The Hong Kong Financial Services and Treasury Bureau ("FSTB") issued its second consultation paper on the proposed exemption of offshore funds from Hong Kong profits tax on 31 December 2004, 11 months after the first paper was issued in January 2004. It is hoped the proposed exemption will provide much needed comfort to Hong Kong fund managers' and offshore investors' uncertainty as to when offshore funds are subject to Hong Kong tax.
The paper sets out the FSTB's revised and simplified approach to providing a tax exemption for offshore funds on their Hong Kong-sourced "securities trading profits" from transactions carried out through "section 20AA brokers/approved investment advisors". Offshore profits and capital gains will remain exempt.
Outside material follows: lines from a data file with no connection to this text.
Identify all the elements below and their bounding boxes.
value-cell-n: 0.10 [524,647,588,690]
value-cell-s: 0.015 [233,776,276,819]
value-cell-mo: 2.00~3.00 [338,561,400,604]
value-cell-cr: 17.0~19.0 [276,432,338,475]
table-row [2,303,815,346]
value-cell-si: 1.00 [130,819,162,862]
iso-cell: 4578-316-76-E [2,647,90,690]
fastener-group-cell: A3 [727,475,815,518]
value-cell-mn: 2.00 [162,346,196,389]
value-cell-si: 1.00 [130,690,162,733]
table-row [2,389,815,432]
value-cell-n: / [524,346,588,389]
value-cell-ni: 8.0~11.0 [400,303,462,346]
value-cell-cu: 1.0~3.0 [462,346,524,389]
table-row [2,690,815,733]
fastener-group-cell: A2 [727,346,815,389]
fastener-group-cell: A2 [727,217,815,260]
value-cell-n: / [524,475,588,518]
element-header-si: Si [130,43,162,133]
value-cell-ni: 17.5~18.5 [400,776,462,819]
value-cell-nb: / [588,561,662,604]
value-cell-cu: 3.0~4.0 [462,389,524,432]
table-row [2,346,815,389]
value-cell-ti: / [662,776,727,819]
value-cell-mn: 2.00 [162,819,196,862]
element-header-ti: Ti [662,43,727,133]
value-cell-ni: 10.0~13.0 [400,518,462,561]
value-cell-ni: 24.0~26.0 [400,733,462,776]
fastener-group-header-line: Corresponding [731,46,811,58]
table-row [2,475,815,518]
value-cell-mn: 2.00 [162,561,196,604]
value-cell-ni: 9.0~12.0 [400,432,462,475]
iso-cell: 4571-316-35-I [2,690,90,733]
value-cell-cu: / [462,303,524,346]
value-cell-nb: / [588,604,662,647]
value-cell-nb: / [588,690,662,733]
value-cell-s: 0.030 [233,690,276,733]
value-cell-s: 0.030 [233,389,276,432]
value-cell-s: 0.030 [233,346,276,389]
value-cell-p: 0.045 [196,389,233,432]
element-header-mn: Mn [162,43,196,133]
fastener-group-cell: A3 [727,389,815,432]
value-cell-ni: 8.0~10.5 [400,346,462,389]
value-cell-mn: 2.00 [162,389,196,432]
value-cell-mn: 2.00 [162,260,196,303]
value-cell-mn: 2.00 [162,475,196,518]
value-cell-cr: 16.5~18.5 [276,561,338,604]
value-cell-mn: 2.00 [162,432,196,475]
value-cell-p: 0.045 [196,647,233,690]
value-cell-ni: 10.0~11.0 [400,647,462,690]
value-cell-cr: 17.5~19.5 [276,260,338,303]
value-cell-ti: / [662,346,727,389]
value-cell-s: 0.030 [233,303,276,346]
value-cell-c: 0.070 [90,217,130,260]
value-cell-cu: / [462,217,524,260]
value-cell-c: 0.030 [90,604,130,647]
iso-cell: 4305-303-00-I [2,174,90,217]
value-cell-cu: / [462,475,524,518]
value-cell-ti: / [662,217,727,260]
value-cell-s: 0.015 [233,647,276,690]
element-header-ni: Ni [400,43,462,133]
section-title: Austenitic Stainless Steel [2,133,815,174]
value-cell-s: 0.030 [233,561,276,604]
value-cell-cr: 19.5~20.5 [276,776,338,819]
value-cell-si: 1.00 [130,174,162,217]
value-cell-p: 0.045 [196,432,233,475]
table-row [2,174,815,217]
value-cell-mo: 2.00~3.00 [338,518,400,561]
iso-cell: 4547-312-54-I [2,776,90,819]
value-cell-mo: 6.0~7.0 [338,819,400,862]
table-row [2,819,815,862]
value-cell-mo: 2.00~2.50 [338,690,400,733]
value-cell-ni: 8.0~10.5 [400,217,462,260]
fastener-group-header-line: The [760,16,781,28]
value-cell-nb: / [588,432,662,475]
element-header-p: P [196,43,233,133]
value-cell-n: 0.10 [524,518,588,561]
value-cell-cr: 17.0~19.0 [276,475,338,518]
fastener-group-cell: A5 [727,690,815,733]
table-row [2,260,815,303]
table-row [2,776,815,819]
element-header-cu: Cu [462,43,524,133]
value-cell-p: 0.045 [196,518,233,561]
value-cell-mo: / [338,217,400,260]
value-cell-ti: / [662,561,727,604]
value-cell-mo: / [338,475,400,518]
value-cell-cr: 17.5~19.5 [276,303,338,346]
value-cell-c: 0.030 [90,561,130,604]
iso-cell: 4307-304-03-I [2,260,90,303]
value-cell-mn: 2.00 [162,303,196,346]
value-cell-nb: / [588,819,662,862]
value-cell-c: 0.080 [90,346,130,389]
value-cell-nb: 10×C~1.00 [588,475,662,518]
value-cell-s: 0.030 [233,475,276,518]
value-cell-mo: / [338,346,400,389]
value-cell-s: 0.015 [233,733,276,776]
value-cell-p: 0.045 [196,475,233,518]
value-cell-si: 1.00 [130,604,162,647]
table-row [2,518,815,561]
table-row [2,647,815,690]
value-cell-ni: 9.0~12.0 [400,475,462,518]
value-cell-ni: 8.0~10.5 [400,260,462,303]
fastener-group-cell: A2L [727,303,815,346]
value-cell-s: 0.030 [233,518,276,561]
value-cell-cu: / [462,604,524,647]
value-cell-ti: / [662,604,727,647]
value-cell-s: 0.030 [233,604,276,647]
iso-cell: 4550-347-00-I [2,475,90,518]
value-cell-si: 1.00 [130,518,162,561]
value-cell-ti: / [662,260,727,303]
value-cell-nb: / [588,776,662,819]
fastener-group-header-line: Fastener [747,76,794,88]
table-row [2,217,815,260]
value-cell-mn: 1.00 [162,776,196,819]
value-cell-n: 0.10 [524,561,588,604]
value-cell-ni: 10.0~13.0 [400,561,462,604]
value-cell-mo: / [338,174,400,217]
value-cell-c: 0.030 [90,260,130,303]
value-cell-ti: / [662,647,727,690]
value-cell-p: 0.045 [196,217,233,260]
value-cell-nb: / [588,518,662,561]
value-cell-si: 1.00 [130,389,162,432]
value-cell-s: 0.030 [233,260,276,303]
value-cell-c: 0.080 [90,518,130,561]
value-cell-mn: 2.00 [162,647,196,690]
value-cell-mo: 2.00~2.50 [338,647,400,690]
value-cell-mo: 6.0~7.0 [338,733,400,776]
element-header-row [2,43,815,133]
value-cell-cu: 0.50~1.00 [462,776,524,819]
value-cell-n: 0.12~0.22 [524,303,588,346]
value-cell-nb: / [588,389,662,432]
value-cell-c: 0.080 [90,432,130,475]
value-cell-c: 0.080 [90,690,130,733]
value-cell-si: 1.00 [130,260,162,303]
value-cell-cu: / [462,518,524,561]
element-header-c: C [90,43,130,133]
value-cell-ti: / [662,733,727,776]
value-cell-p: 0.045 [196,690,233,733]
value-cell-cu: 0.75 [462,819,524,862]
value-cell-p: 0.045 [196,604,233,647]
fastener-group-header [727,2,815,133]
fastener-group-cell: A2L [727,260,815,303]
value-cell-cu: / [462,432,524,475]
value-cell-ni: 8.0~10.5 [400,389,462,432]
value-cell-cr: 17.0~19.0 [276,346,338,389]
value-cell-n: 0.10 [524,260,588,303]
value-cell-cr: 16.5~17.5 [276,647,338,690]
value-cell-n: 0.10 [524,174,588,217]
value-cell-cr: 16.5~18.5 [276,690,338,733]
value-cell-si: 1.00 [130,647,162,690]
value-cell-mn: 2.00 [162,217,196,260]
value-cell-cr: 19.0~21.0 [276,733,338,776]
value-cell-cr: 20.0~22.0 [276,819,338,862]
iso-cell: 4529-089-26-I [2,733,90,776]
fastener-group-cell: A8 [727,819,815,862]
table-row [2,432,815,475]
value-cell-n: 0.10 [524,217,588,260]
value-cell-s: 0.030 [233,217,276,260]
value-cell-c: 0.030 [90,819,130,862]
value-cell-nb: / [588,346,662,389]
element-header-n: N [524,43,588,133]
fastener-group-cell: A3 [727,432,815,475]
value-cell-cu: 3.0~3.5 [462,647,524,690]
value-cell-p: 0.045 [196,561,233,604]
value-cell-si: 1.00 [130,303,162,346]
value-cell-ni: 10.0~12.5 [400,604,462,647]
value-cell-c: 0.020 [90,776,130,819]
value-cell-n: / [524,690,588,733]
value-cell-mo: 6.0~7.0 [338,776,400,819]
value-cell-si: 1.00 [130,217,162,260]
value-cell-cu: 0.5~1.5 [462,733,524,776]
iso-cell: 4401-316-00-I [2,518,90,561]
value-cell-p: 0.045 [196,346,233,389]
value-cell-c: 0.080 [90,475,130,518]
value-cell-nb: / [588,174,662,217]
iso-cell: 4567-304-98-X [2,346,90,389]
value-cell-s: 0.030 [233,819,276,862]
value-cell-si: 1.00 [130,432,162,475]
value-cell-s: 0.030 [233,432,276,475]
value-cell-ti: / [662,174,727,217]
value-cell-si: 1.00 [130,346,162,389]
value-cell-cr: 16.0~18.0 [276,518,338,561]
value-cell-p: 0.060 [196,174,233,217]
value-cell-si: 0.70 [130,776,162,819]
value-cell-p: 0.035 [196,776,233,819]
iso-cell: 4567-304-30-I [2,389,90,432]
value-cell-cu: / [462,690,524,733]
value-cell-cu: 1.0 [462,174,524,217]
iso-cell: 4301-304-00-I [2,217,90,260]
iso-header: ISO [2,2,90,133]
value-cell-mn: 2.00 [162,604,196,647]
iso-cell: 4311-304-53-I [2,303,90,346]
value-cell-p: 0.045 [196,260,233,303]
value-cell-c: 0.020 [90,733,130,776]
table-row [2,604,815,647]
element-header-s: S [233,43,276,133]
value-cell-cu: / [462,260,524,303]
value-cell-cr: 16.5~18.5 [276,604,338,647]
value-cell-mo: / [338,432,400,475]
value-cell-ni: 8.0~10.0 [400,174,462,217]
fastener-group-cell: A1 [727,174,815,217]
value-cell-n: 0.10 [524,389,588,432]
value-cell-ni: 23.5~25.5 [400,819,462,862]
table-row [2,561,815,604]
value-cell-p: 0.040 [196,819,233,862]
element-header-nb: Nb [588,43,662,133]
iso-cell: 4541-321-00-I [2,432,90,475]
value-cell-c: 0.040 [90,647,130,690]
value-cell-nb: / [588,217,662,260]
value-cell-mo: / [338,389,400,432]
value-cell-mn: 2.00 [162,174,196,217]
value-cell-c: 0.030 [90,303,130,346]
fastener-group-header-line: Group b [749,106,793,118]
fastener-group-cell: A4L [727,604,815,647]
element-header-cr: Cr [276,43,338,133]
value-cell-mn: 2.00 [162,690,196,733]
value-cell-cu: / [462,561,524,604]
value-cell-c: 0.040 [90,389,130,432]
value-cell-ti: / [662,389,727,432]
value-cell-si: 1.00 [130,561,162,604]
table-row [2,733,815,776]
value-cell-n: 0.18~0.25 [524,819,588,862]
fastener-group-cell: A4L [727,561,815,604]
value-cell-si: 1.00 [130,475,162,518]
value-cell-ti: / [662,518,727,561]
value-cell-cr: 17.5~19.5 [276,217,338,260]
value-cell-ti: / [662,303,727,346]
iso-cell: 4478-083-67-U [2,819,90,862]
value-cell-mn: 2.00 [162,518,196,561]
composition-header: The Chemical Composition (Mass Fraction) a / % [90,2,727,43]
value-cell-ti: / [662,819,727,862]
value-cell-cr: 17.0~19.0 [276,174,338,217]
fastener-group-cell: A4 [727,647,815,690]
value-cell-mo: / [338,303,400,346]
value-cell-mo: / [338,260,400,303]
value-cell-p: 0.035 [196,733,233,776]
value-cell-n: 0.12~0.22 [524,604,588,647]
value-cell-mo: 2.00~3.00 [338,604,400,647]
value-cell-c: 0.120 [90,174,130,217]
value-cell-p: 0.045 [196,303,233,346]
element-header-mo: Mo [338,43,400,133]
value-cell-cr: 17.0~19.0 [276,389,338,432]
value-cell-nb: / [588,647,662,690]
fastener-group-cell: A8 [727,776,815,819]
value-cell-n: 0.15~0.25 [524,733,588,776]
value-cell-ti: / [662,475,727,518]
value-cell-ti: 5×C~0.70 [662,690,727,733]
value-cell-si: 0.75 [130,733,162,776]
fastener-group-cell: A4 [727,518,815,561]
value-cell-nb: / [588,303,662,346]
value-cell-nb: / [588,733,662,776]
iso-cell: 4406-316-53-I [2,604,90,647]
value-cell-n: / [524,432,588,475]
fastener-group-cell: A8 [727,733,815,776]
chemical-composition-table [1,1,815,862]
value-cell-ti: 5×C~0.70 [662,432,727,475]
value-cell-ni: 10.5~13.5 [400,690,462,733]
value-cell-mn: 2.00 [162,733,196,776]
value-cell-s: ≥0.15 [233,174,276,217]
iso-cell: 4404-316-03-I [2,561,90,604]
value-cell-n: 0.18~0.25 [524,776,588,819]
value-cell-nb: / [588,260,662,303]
New anti-avoidance measures in the form of "deeming provisions" have also been introduced to prevent substantial Hong Kong resident investors from disguising themselves as offshore funds to avail of the exemption ("round-tripping"). It is proposed that a resident may be taxed on its share of an offshore fund's Hong Kong-sourced securities trading profits where it is associated with the fund or, together with its associates, holds more than 30% of the beneficial interest in the fund.
Reaction to the Revised Approach
Interested parties have had one month to respond to the FSTB with their comments and concerns on the proposals, and the consultation period ended on Monday last, 31 January 2005. The direction of the new approach has been generally welcomed as the requirements in the first paper for "80/20" ratio of non-resident to resident investors and the onerous record-keeping requirements on investment advisors/brokers have been removed. However, a number of hurdles still need to be overcome if the exemption is to work in practice.
It is unclear from the proposed exemption provisions whether all of an offshore fund's income will be tax exempt. The provisions appear to be relatively narrow due to the section "20AA broker/approved investment advisor" requirement (which involves more than merely obtaining a Securities and Futures Commission licence) and the restriction of the exemption to "securities trading profits". Funds are likely to earn income from many kinds of derivative transactions other than "securities trading" as currently defined (foreign exchange profits and income from distressed debts and non-performing loans are common examples) and it is not clear from the current wording whether these will be exempt from tax.
Concern with the proposed "deeming
provisions" has also been expressed.
It is widely thought that the suggested
30% threshold is too low for anti-avoidance
purposes, due to the fact that a 30% unit
holder would be unlikely to have the ability
to access the records of the fund necessary
to comply with the reporting requirements.
The proposed deeming provisions may also
give rise to several seemingly unintended
consequences including, inter alia, exposing
genuine offshore investors to Hong Kong
tax and creating double taxation issues
for Hong Kong residents. The Inland Revenue
Department's new authority to "see
through" residents' offshore investments
and tax them on a portion of the undistributed
offshore profits is also a significant development.
On the whole, the revised approach has received a more positive response than the original, but work remains to be done to ensure the exemption can be workable in practice and will be capable of providing the Hong Kong funds industry with the growth stimulus it requires.